Vonis Lebih Berat dari Tuntutan
Hakim Ketua Kolonel Chk Fredy Ferdian Isnartanto menyampaikan bahwa perbuatan terdakwa sudah sangat keji dan berat, sehingga memerlukan pemidanaan yang setimpal. Serka Nasir dijatuhi hukuman penjara selama 13 tahun, lebih berat satu tahun dari tuntutan Oditur Militer sebelumnya.

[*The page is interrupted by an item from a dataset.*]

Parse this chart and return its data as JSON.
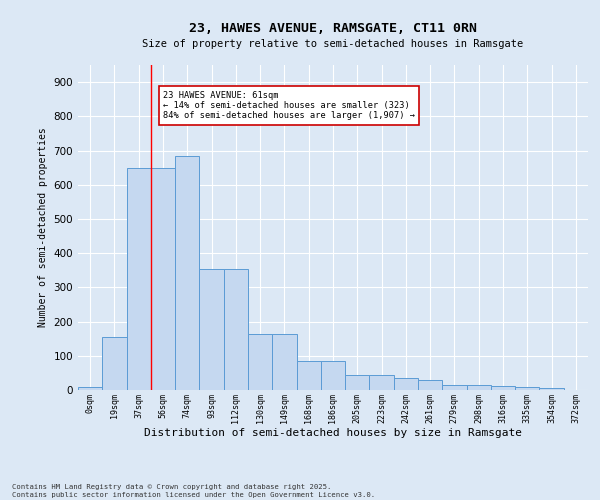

Menyebutkan bahwa perbuatan para terdakwa tidak hanya merenggut nyawa korban, tetapi juga meninggalkan dampak psikologis yang besar bagi keluarga dan masyarakat. Para terdakwa dinilai tidak memberikan pertolongan kepada korban yang sudah dalam keadaan lemah, malah dibiarkan menderita tanpa belas kasihan.
Keputusan hakim memberatkan hukuman karena juga melihat bahwa para terdakwa telah mencoreng nama baik TNI dengan tindakan mereka. Hal ini dianggap merusak citra TNI Angkatan Darat di mata masyarakat, yang seharusnya menjaga hubungan baik dengan rakyat.
Hukuman dan Pidana Tambahan
Sebagai prajurit senior, Serka Nasir dipandang memiliki lebih banyak tanggung jawab dalam peristiwa ini. Majelis hakim menyatakan bahwa Serka Nasir terbukti secara sah melakukan tindak pidana pembunuhan bersama-sama dengan terdakwa lainnya. Sementara itu, dua terdakwa lainnya terbukti melakukan penculikan bersama-sama.
Meskipun ada beberapa faktor yang meringankan, seperti sikap kooperatif terdakwa selama persidangan dan penyesalan mereka, hal tersebut tidak cukup untuk mengurangi beratnya perbuatan yang telah dilakukan. Dalam amar putusannya, Serka Nasir dijatuhi hukuman penjara 13 tahun, sementara dua terdakwa lainnya masing-masing dihukum tujuh tahun dan satu tahun.
Selain hukuman penjara, Serka Nasir dan Kopda Feri Herianto juga dipecat dari dinas militer sebagai pidana tambahan. Selain itu, Serka Nasir juga harus membayar restitusi sebesar Rp750 juta, sementara Kopda Feri Herianto harus membayar Rp500 juta.